In the NAFLD cell model established with LO2 cells induced using OA, lipid accumulation was obvious. UDCA significantly inhibited lipid accumulation at different concentrations (especially 2 mmol/L) and decreased cell growth ability at different time points. The biochemical parameters like ALT, AST, and GGT were significant improved by UDCA. UDCA treatment vividly repressed the activation of AKT, mTOR, and CRTC2 and the expression of nSREBP-1 in LO2 cells induced with OA.

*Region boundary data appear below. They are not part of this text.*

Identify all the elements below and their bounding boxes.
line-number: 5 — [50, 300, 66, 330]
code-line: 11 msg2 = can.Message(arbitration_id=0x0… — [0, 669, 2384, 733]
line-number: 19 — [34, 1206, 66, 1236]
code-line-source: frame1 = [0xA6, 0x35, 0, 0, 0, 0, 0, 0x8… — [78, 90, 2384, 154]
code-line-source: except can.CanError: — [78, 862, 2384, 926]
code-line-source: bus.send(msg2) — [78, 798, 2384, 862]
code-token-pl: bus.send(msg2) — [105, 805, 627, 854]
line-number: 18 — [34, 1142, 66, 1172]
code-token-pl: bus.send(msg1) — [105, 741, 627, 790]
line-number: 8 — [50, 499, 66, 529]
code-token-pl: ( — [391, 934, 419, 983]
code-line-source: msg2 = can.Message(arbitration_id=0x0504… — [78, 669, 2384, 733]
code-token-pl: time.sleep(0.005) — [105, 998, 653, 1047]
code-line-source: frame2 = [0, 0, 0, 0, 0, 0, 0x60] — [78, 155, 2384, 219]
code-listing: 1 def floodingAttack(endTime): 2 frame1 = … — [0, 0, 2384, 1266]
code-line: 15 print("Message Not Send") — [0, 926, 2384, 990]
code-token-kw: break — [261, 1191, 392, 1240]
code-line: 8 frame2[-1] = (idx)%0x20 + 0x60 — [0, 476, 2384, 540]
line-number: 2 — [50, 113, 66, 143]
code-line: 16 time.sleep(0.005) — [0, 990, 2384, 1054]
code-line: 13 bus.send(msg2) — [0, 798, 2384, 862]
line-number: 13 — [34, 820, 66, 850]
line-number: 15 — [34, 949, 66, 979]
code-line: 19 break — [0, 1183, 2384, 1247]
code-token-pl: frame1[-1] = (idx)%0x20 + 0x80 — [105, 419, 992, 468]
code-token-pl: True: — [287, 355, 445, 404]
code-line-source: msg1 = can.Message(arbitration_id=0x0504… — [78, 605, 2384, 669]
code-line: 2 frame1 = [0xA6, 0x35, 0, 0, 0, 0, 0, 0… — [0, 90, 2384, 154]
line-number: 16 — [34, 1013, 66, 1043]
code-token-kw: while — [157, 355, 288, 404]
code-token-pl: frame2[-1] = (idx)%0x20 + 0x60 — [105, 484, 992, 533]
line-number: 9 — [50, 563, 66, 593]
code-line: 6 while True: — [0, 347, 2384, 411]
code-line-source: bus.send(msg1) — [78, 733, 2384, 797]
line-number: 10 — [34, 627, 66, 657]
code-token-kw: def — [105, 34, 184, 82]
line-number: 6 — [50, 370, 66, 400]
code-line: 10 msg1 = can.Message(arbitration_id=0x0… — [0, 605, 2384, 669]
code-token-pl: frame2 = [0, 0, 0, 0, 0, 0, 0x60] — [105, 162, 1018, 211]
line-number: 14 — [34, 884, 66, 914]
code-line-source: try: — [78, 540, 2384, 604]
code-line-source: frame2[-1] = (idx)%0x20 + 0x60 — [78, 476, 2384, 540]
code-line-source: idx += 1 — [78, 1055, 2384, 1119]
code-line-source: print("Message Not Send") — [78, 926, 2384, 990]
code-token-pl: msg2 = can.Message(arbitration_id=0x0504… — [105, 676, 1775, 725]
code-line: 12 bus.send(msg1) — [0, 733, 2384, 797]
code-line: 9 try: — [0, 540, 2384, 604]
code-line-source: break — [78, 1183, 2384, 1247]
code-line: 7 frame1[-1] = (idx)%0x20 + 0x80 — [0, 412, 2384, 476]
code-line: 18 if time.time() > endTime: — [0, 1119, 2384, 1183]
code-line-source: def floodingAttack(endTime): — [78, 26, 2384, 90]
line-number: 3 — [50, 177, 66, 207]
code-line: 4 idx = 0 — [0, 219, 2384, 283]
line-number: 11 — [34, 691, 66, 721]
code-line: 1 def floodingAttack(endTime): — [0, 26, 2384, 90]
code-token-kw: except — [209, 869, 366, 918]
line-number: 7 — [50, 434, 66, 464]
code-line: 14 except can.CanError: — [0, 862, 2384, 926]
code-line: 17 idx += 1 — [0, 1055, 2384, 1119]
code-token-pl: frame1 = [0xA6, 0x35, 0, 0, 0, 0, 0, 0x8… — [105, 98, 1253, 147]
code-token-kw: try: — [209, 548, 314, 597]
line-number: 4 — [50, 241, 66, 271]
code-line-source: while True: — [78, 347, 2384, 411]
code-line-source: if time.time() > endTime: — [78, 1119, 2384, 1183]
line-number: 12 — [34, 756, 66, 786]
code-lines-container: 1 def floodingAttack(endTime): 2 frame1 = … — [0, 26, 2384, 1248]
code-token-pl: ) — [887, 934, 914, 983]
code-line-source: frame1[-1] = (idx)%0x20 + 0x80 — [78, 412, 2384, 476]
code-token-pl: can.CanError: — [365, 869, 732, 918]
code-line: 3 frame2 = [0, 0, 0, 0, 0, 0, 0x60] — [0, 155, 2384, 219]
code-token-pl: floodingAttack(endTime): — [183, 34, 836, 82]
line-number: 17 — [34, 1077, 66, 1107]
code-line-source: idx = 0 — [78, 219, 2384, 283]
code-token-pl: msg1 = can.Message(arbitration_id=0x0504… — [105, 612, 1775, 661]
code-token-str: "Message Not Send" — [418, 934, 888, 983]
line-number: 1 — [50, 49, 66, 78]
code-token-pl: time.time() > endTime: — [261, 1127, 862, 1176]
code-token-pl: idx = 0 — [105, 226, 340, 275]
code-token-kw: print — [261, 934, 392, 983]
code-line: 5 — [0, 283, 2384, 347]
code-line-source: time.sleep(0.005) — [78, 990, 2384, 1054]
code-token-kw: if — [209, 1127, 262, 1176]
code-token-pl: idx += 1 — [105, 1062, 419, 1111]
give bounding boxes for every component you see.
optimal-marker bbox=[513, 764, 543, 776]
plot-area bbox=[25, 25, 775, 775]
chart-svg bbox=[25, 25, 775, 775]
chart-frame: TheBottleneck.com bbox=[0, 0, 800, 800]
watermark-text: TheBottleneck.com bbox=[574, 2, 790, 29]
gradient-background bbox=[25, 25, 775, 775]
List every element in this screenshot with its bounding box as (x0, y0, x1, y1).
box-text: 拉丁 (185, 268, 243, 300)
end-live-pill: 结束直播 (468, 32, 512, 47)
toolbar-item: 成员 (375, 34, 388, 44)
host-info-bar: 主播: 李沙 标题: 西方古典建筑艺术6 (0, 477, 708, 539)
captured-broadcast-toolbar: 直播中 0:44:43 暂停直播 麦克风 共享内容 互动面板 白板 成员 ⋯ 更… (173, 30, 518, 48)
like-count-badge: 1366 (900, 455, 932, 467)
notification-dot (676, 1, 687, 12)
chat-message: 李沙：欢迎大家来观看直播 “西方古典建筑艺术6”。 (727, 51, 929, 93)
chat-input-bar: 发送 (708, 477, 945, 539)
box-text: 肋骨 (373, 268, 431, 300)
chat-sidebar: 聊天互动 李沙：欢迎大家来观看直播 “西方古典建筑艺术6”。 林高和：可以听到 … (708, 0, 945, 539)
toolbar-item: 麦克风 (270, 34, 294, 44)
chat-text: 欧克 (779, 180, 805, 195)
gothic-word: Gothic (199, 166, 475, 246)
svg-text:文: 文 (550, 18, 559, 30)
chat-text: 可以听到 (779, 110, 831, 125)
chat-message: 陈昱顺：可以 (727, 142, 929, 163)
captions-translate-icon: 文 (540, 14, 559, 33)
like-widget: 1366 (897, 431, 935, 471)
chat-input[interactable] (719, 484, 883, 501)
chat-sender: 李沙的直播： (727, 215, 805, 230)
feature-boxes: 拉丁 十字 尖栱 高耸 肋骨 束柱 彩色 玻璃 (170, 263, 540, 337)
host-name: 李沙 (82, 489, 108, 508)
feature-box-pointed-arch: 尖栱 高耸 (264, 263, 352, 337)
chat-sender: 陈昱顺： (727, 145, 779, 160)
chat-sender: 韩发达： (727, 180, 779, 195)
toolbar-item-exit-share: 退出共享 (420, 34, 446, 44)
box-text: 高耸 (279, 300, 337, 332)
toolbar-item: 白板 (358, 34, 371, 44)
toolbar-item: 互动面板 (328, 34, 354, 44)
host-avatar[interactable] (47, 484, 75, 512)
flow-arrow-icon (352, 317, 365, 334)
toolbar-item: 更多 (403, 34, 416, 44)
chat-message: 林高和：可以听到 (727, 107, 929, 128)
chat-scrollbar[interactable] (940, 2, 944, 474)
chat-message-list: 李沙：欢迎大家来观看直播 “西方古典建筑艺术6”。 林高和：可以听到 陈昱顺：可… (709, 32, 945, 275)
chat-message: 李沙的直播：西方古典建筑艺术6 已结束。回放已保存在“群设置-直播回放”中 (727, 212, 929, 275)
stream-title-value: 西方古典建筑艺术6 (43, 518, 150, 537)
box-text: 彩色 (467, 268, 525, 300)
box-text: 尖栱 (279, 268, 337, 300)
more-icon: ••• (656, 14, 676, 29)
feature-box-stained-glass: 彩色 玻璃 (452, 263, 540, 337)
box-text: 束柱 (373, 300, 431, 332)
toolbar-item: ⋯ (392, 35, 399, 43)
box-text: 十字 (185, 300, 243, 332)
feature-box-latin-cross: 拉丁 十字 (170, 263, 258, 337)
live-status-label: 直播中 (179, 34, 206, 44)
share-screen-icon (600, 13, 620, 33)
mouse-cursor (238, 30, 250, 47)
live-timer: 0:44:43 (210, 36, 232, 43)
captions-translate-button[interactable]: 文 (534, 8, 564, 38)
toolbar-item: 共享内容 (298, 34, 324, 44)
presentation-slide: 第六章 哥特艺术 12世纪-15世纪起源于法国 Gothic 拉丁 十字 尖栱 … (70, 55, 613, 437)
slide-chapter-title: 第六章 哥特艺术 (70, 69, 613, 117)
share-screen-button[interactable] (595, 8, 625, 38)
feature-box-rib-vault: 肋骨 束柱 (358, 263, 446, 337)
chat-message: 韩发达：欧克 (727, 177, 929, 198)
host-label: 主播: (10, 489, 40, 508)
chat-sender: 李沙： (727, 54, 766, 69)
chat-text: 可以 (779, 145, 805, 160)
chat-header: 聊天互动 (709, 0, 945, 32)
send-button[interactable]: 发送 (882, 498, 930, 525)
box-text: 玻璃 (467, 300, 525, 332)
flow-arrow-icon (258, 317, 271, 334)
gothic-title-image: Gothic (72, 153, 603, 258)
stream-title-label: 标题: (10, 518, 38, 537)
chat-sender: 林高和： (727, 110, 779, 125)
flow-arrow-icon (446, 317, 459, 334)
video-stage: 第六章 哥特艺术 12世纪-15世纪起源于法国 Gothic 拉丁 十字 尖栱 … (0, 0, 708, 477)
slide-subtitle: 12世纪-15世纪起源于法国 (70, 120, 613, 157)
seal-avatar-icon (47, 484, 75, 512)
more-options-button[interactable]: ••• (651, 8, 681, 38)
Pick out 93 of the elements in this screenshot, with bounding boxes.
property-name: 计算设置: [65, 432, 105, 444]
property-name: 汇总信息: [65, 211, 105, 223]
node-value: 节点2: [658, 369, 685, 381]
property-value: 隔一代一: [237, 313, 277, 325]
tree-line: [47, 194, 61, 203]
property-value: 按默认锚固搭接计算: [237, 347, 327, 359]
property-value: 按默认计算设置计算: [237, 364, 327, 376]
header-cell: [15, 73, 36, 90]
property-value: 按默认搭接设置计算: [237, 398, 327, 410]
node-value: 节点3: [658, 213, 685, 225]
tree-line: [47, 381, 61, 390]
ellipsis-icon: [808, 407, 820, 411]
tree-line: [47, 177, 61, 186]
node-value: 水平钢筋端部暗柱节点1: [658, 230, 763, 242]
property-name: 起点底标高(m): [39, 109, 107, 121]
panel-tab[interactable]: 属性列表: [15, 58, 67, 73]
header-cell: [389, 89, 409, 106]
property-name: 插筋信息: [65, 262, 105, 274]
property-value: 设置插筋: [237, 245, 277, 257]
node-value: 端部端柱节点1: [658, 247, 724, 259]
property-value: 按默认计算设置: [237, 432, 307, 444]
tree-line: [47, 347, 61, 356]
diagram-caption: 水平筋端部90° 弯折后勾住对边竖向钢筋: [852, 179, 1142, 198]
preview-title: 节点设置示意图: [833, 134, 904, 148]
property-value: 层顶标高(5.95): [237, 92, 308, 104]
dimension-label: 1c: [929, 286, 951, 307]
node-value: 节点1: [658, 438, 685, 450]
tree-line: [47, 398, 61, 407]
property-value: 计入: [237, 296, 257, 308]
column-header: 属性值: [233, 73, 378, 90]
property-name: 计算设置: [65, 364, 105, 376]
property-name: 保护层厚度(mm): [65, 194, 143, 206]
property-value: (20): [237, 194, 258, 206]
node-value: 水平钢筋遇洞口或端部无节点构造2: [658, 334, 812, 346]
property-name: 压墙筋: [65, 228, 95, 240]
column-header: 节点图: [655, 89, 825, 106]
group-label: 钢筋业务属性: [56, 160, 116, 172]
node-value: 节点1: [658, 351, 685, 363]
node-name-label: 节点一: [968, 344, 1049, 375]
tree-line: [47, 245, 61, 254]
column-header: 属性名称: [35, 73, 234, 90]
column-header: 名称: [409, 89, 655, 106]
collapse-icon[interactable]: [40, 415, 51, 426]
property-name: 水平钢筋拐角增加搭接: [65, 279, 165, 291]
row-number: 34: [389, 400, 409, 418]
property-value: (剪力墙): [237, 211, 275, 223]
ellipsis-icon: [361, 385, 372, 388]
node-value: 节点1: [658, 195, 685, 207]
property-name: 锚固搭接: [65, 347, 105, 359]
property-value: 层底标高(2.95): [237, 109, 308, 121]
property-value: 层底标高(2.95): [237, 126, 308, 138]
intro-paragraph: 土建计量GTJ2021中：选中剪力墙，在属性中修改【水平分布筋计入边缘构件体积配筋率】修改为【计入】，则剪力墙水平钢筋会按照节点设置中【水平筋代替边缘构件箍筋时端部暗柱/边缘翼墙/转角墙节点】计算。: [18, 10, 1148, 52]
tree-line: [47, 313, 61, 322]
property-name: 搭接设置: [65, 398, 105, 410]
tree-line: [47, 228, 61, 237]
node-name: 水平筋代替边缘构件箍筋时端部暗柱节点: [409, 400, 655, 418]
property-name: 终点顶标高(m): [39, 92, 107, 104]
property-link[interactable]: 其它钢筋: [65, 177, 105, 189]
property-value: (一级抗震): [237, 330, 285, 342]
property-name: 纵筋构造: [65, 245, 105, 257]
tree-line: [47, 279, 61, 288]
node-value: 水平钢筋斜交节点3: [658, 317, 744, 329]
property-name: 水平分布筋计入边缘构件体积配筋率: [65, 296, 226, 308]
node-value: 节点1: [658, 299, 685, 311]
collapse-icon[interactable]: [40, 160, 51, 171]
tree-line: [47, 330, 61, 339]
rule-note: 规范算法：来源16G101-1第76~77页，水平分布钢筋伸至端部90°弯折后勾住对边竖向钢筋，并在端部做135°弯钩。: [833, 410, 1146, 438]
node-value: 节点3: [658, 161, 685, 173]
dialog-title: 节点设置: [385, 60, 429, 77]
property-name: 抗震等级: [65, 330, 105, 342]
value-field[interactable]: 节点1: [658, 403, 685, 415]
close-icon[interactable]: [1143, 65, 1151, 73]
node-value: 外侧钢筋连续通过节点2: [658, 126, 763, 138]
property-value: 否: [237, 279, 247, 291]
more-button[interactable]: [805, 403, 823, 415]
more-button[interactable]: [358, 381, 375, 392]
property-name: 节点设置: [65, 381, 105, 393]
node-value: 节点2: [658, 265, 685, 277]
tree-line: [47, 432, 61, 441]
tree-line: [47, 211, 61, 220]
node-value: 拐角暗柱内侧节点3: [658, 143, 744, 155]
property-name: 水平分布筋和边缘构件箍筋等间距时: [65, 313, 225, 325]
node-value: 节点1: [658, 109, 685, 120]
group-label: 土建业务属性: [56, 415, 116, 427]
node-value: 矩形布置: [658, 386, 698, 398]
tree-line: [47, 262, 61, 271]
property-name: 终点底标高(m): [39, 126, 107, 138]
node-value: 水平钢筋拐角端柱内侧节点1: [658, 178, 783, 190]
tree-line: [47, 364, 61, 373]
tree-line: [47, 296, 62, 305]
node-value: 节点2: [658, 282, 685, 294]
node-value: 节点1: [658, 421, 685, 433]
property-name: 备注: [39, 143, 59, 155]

Our findings demonstrate the effect of UDCA in improving NAFLD. UDCA attenuates OA-induced hepatic steatosis mainly by regulation of AKT/mTOR/SREBP-1 signal transduction.
Core tip: Nonalcoholic fatty liver disease (NAFLD) is the most common form of liver disease. Many studies show that the disorder of hepatic lipid metabolism is the major pathogenesis. Increased evidence indicates that the AKT/mTOR/SREBP-1 signaling pathway is a key pathway to regulate hepatocellular lipid metabolism. At present, there are few studies on the mechanism of NAFLD with regard to hepatic lipid metabolism. We aimed to investigate the functional mechanism of ursodeoxycholic acid (UDCA) in the oleic acid-induced cellular model of NAFLD. The possible molecular mechanism and related targets of regulating hepatic lipid metabolism were explored, and the correlation between the occurrence of NAFLD and the AKT/mTOR/SREBP-1 signaling pathway was explored. We provided more sufficient experimental basis for clinical application of UDCA in the treatment of NAFLD.